Mike Howard, thanks for the step files for the Zymatic method. I have tried many things to get my efficiency up and this looks excellent (is this brewhouse or mash efficiency?).
 
anyone else having a problem with the pump getting primed? In most cases i have to loosen up the tri clamp. Rotate the pump so it's at like a 45 degree angle.
I added a 90 degree 1.5" elbow with clamp and gasket off the dip tube and into the pump, which locates it below the kettle. Gravity will usually prime the pump.
 

Attachments

  • brewboss1.jpg
    brewboss1.jpg
    775.5 KB · Views: 74
Mike Howard, thanks for the step files for the Zymatic method. I have tried many things to get my efficiency up and this looks excellent (is this brewhouse or mash efficiency?).

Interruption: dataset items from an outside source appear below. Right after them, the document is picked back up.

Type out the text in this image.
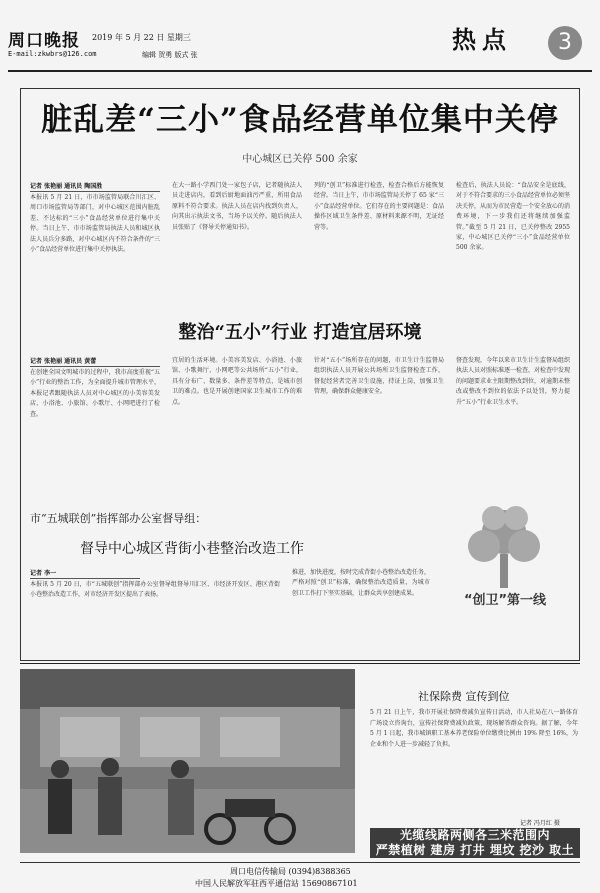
周口晚报
E-mail:zkwbrs@126.com
2019 年 5 月 22 日 星期三
编辑 贺勇 版式 张
热点	3
脏乱差“三小”食品经营单位集中关停
中心城区已关停 500 余家
记者 张艳丽 通讯员 陶国胜
本报讯 5 月 21 日，市市场监管局联合川汇区、周口市场监管局等部门，对中心城区范围内脏乱差、不达标的“三小”食品经营单位进行集中关停。当日上午，市市场监管局执法人员和城区执法人员兵分多路，对中心城区内不符合条件的“三小”食品经营单位进行集中关停执法。
在大一路小学西门处一家包子店，记者随执法人员走进店内，看到后厨地面油污严重，所用食品原料不符合要求。执法人员在店内找到负责人，向其出示执法文书，当场予以关停。随后执法人员张贴了《督导关停通知书》。
列的“创卫”标准进行检查，检查合格后方能恢复经营。当日上午，市市场监管局关停了 65 家“三小”食品经营单位。它们存在的主要问题是：食品操作区域卫生条件差、原材料来源不明，无证经营等。
检查后，执法人员说：“食品安全是底线，对于不符合要求的三小食品经营单位必须坚决关停，从而为市民营造一个安全放心的消费环境，下一步我们还将继续加强监管。”截至 5 月 21 日，已关停整改 2955 家，中心城区已关停“三小”食品经营单位 500 余家。
整治“五小”行业 打造宜居环境
记者 张艳丽 通讯员 黄蕾
在创建全国文明城市的过程中，我市高度重视“五小”行业的整治工作，为全面提升城市管理水平，本报记者跟随执法人员对中心城区的小美容美发店、小浴池、小旅馆、小歌厅、小网吧进行了检查。
宜居的生活环境。小美容美发店、小浴池、小旅馆、小歌舞厅、小网吧等公共场所“五小”行业，具有分布广、数量多、条件差等特点，是城市创卫的难点。也是开展创建国家卫生城市工作的难点。
针对“五小”场所存在的问题，市卫生计生监督局组织执法人员开展公共场所卫生监督检查工作，督促经营者完善卫生设施，持证上岗，加强卫生管理，确保群众健康安全。
督查发现，今年以来市卫生计生监督局组织执法人员对照标准逐一检查，对检查中发现的问题要求业主限期整改到位，对逾期未整改或整改不到位的依法予以处罚，努力提升“五小”行业卫生水平。
市“五城联创”指挥部办公室督导组：
督导中心城区背街小巷整治改造工作
记者 李一
本报讯 5 月 20 日，市“五城联创”指挥部办公室督导组督导川汇区、市经济开发区、港区背街小巷整治改造工作，对市经济开发区提出了表扬。
推进，加快进度，按时完成背街小巷整治改造任务，严格对照“创卫”标准，确保整治改造质量，为城市创卫工作打下坚实基础，让群众共享创建成果。	“创卫”第一线
社保除费 宣传到位
5 月 21 日上午，我市开展社保降费减负宣传日活动，市人社局在八一路体育广场设立咨询台，宣传社保降费减负政策，现场解答群众咨询。据了解，今年 5 月 1 日起，我市城镇职工基本养老保险单位缴费比例由 19% 降至 16%，为企业和个人进一步减轻了负担。
记者 冯月红 摄
光缆线路两侧各三米范围内
严禁植树 建房 打井 埋坟 挖沙 取土
周口电信传输局 (0394)8388365
中国人民解放军驻西平通信站 15690867101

This would be Brewhouse Efficiency. If you tweak the Mash temps for Dough In, Mash 1 and Mash 2 you'll get some different, sometimes better, sometimes worse results (I've been doing a lot of research on the different temps and the results). Also, in full disclosure, I always add about 2 cups of Rice Hulls for every 5 pounds of grain and mix thoroughly.

I find that raising the grains between steps and slightly squeezing out the wort keeps the BB from tunneling. Saw a definite increase in efficiency when I started doing that.
 
I added a 90 degree 1.5" elbow with clamp and gasket off the dip tube and into the pump, which locates it below the kettle. Gravity will usually prime the pump.

Sweet. I like this idea. I've been struggling with the pump sticking far out from my counter. Going to looking setting this up. Do you find your pulling "extra" trub when transferring due to the lower setup?